У русских свои законы, но вовсе непонятные. Девок своих за манси не давали, да и не каждому русскому давали, то вера не подходит, то порода, глядишь, не та. Но русские как-то по-другому, иначе продавали девок своих. Родители за невесту приданое давали, доплачивали за нее жениху — жених запрашивал цену. Вроде бы наоборот, а если взглянуть вглубь — та же самая торговля, так же торговался жених, просил дать за невесту побольше — скотом ли, хлебом ли, землей ли или барахлом-тряпками. А родители яро торговались, желали поменьше за девку отдать, оттого примечали и привечали мужика побогаче. Так и ведется в мире — богатый берет богатую, а бедному, голому достается бедная. А бедные семьи завсегда многоротые, многогорлые, многопузые и все съедают, как пожар. Считают, что из бедной девки хозяйка добрая, нерасточительная получается, да неверно то, — или доотвалу нажираться будет за голодные годы, или копить. Но у нее, у Апрасиньи, слава Шайтану да Великому Торуму, есть все, чтобы добыть добрую женщину, пусть она хоть из богатых.

2

Остановилась она как-то с Мироном в Рублево, что между Гарями и Пелымом, ночевали на постоялом дворе. Двором тем владели три сестры, обрусевшие мансийки Бурхановы. Отец у них был полурусский от татарки, а мать — пелымская вогулка, жила при муже, но не женой, а вроде бы рабыней. Купил ее тот в голодный год у кривого вогула за плитку табаку и пуд муки. Этим обрусевшим сестрам достался от отца-полутатарина большой дом с крытым двором да амбарами, с двумя сараями, где теснились пара коней да пять коров, телята да овцы. Подрастала у тех сестер племянница-сирота с верховьев Пелыма-реки. Померли ее родители от черной оспы, померли вместе со всей деревушкой, но посчастливилось Околь. Была она в ту весну у теток, нянькались они с ней, играли, потому что двоим детей своих бог не дал, а третья все собиралась родить, да мертвые рождались.

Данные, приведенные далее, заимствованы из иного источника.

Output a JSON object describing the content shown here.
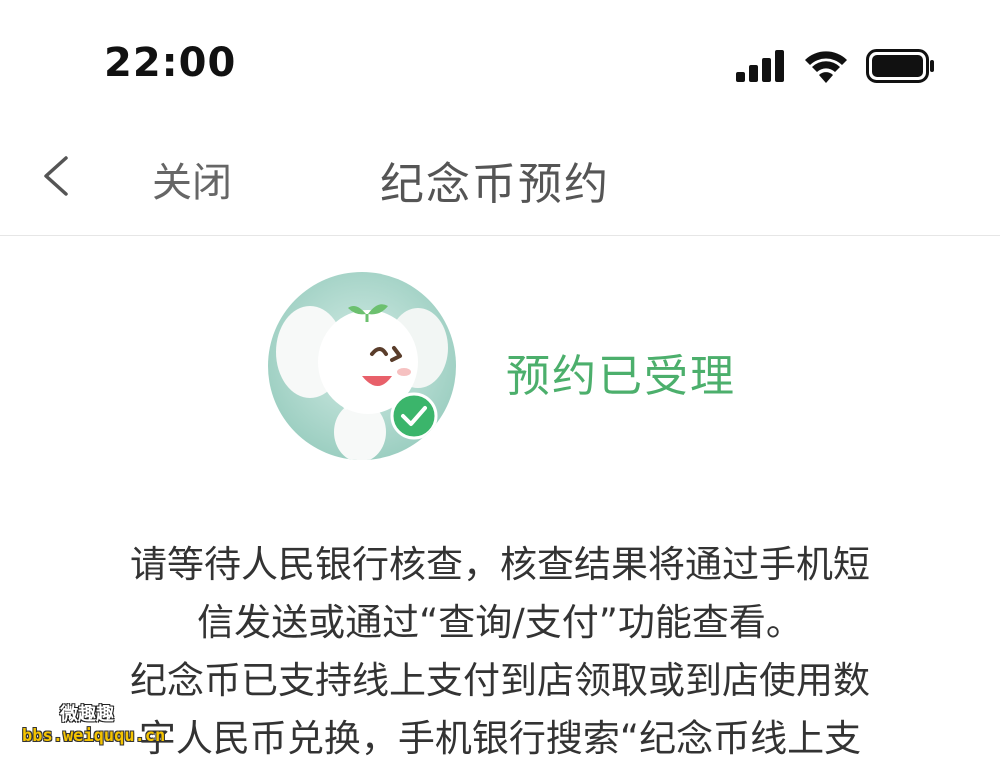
{
  "status_bar": {
    "time": "22:00",
    "icons": [
      "cellular-signal-icon",
      "wifi-icon",
      "battery-icon"
    ]
  },
  "nav": {
    "back_icon": "chevron-left-icon",
    "close_label": "关闭",
    "title": "纪念币预约"
  },
  "result": {
    "mascot": "elephant-mascot-with-check",
    "status": "预约已受理",
    "message_lines": [
      "请等待人民银行核查，核查结果将通过手机短",
      "信发送或通过“查询/支付”功能查看。",
      "纪念币已支持线上支付到店领取或到店使用数",
      "字人民币兑换，手机银行搜索“纪念币线上支"
    ]
  },
  "watermark": {
    "title": "微趣趣",
    "url": "bbs.weiququ.cn"
  },
  "colors": {
    "status_green": "#4caf6c",
    "check_green": "#3bb56b",
    "avatar_bg": "#9fd0c3",
    "title_gray": "#555555",
    "text": "#333333"
  }
}
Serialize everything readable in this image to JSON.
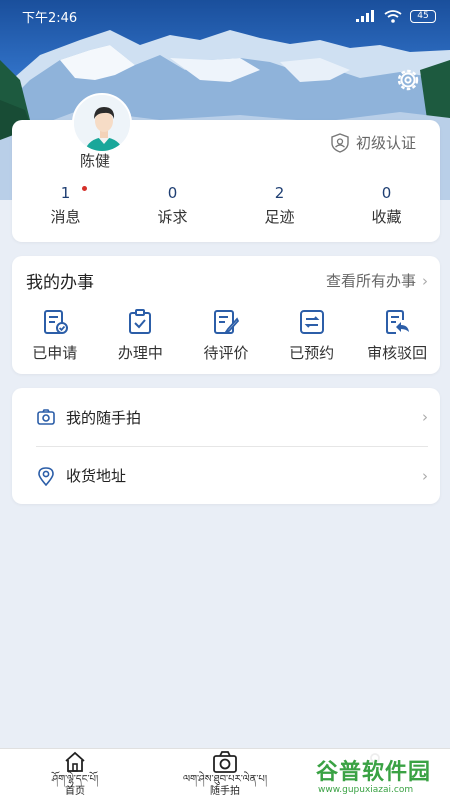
{
  "status_bar": {
    "time": "下午2:46",
    "signal": "signal-icon",
    "wifi": "wifi-icon",
    "battery": "45"
  },
  "profile": {
    "name": "陈健",
    "certification": "初级认证",
    "stats": [
      {
        "value": "1",
        "label": "消息",
        "unread": true
      },
      {
        "value": "0",
        "label": "诉求"
      },
      {
        "value": "2",
        "label": "足迹"
      },
      {
        "value": "0",
        "label": "收藏"
      }
    ]
  },
  "affairs": {
    "title": "我的办事",
    "view_all": "查看所有办事",
    "items": [
      {
        "label": "已申请",
        "icon": "applied-icon"
      },
      {
        "label": "办理中",
        "icon": "processing-icon"
      },
      {
        "label": "待评价",
        "icon": "to-review-icon"
      },
      {
        "label": "已预约",
        "icon": "booked-icon"
      },
      {
        "label": "审核驳回",
        "icon": "rejected-icon"
      }
    ]
  },
  "menu": [
    {
      "label": "我的随手拍",
      "icon": "camera-icon"
    },
    {
      "label": "收货地址",
      "icon": "location-icon"
    }
  ],
  "tabbar": [
    {
      "tib": "ཤོག་ལྷེ་དང་པོ།",
      "zh": "首页",
      "icon": "home-icon"
    },
    {
      "tib": "ལག་ཤེས་ཐུབ་པར་ལེན་པ།",
      "zh": "随手拍",
      "icon": "camera-icon"
    }
  ],
  "watermark": {
    "title": "谷普软件园",
    "url": "www.gupuxiazai.com"
  },
  "colors": {
    "accent": "#2c5ea8",
    "background": "#e9eef6",
    "badge": "#d5302a",
    "watermark": "#3aa244"
  }
}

Сиротой Околь никто не называет, вокруг нее три тетки кружатся: одна работу дает, другая проверяет, третья стережет, глаз не смыкает да жениха высматривает побогаче. Держали тетки работника, хромого родственника из далекой деревушки, тот на охоту не ходок, на рыбалку тоже, а здесь хоть пища каждый день да кусок хлеба, когда и мясо перепадет да рыба. Тетки за манси себя уже не признавали, нос воротили, фыркали, когда останавливался бедный рыбак или охотник с тощим мешком. Называли они себя опекуншами Околь. «Мы — опекуны! Мы перед богом, перед Христом и Николаем Угодником за нее в ответе». Тетки две комнаты держали в чистоте, с русскими кроватями и пятнистым, как рысь, зеркалом. Из углов, из глубины черных икон, смотрели пронзительные глаза на тлеющую лампадку, а на стене висела яркая размалеванная картинка.

— Царь! — шепотом сообщила Апрасинье старшая тетка. — Ца-арь! Он — бог на земле! Самый, самый, самый сильный и страшный.

— Земной бог — Шайтан, Сим Пупий! — не согласилась Апрасинья. — Торум на небе, Пупий-Шайтан всегда на земле!

— Бедная ты разумом. Темная, — зашептала старшая тетка Федора. — Ты забудь языческих, поганых богов своих, идолищ и духов. Тебя крестили в истинной вере? — остро взглянула Федора. — Крещена ты?

— Хрещена, — махнула рукой Апрасинья. — Приходил к нам бородатый мужик, ой страшный, как Леший — Вор-Кум. Махал маленьким котелком. Дым из той посудины сладкий поднимался. Ревел, глаза, как сохатый, вываливал. Голову мне водой мочил, а на лбу маслом мазал.

— Имя тебе давал? — допрашивала Федора.

— Давал имя! Апрасинья стали звать, а мое имя такое — Журавлиный Крик!

— Поганое это имя… Журавлиный Крик, то может только шаман дать! Мы племянницу в церкви крестили! — гордо вскинула крупную голову Федора. — Поп взял три шкурки соболя и нашел самое красивое имя — Акулина!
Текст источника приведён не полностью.